5 Als uw ogen het zien, zult gij zeggen : Groot is De Eeuwige,
ook buiten Israëls gebied. 6 Een zoon eert zijn vader en een
knecht zijn heer. Indien Ik nu een vader ben, waar is de eerbied
voor Mij? en indien Ik een heer ben, waar is de vrees voor Mij?
zegt De Eeuwige der heerscharen tot u, o priesters, die mijn naam
veracht. En dan zegt gij: Waarmee verachten wij uw naam? 7 Gij
brengt minderwaardige offerspijze op mijn altaar. En dan zegt gij:
Waarmee hebben wij U minderwaardig behandeld? Doordat gij zegt: De
tafel van De Eeuwige, zij is verachtelijk. 8 Want, wanneer gij
een blind dier ten offer brengt, is dat niet erg? Wanneer gij een
kreupel of ziek dier brengt , is dat niet erg? Bied dat eens uw
landvoogd aan; zal hij welgevallen aan u hebben of u goedgunstig
gezind zijn? zegt De Eeuwige der heerscharen. 9 Welnu, tracht
maar God te vermurwen, dat Hij ons genadig zij! Uwerzijds is zo
gehandeld; zal Hij dan iemand van u goedgunstig gezind zijn? zegt
De Eeuwige der heerscharen. 10 Was er maar iemand onder u, die
de deuren sloot, opdat gij niet tevergeefs mijn altaar zoudt
ontsteken! Ik heb geen welgevallen aan u, zegt De Eeuwige der
heerscharen, en in een offer van uw hand schep Ik geen behagen.
11 Want van waar de zon opkomt tot waar zij ondergaat, is mijn
naam groot onder de volken, allerwege wordt mijn naam reukwerk
gebracht en een rein spijsoffer, want groot is mijn naam onder de
volken, zegt De Eeuwige der heerscharen. 12 Maar gij ontheiligt
hem door te zeggen : De tafel van De Eeuwige, zij is
minderwaardig, en wat zij oplevert, haar spijs , is verachtelijk.
13 En dan zegt gij: Zie, wat is het een moeite ! Gij haalt er de
neus voor op, zegt De Eeuwige der heerscharen; gij brengt het
geroofde, het kreupele en het zieke. Als gij dat offer brengt,
zou Ik het uit uw hand met welgevallen aannemen? zegt De Eeuwige.
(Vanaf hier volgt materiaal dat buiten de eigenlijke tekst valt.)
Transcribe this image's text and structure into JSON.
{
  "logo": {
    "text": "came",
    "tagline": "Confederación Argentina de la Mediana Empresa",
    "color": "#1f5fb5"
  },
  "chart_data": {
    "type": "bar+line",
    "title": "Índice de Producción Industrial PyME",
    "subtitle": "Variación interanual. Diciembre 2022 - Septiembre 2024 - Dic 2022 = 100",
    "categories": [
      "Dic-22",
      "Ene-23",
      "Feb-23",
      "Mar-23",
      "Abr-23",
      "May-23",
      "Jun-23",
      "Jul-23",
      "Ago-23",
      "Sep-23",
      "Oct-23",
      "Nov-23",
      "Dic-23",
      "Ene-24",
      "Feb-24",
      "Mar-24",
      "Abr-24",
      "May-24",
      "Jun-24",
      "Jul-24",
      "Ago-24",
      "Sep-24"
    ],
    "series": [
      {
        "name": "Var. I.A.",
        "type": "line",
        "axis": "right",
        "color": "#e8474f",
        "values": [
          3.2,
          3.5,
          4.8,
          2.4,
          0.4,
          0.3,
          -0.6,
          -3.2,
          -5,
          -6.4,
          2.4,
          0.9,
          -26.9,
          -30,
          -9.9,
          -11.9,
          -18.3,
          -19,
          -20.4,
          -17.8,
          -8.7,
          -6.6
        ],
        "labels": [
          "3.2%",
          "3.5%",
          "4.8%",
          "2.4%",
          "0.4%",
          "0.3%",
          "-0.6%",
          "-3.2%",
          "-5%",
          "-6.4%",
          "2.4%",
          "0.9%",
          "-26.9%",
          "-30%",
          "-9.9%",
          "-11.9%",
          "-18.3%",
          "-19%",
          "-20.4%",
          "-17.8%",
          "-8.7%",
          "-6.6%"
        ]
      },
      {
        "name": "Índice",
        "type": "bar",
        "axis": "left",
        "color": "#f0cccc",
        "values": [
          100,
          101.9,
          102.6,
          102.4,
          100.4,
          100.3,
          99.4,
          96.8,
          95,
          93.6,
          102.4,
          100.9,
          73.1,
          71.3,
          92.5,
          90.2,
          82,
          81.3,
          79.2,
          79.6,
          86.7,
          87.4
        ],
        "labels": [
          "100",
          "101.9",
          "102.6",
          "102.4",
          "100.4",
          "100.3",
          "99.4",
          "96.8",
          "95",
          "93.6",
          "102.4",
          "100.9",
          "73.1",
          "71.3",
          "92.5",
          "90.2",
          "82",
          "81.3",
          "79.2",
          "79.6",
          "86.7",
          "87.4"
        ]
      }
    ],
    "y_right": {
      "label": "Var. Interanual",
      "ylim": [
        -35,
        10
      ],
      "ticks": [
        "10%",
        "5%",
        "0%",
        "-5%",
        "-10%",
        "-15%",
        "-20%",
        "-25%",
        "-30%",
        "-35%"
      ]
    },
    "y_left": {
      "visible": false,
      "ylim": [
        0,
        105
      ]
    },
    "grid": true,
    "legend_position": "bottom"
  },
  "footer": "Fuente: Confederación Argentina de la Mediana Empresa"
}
14 Vervloekt is ook de bedrieger, die in zijn kudde een mannelijk
dier heeft en die dat wel belooft, maar De Eeuwige toch een
ondeugdelijk dier ten offer brengt! Want een groot Koning ben Ik,
zegt De Eeuwige der heerscharen, en mijn naam is geducht onder de
volken. 2:1 Nu dan, u geldt,
o priesters, deze aanzegging: 2 Indien gij niet hoort, en indien
gij het niet ter harte neemt mijn naam eer te geven, zegt De
Eeuwige der heerscharen, dan zal Ik onder u een vloek zenden en uw
zegeningen in vloek verkeren; ja, Ik heb ze reeds in vloek
verkeerd, omdat gij het niet ter harte genomen hebt. 3 Zie, Ik
zal uw nakroost bedreigen en vuil op uw gelaat werpen, het vuil
uwer feesten, ja, men zal u daarheen slepen. 4 Dan zult gij
inzien, dat Ik u deze aanzegging gezonden heb, opdat mijn verbond
met Levi besta, zegt De Eeuwige der heerscharen. 5 Mijn verbond
met hem was: leven en vrede; Ik heb ze hem gegeven tot
godsvrucht, opdat hij Mij zou vrezen en voor mijn naam beven. 6
Betrouwbaar onderricht in de wet was in zijn mond en
ongerechtigheid werd op zijn lippen niet gevonden. In vrede en in
oprechtheid wandelde hij met Mij en velen bracht hij van
ongerechtigheid terug. 7 Want de lippen van de priester bewaren
kennis en uit zijn mond zoekt men onderricht in de wet, want een
bode van De Eeuwige der heerscharen is hij.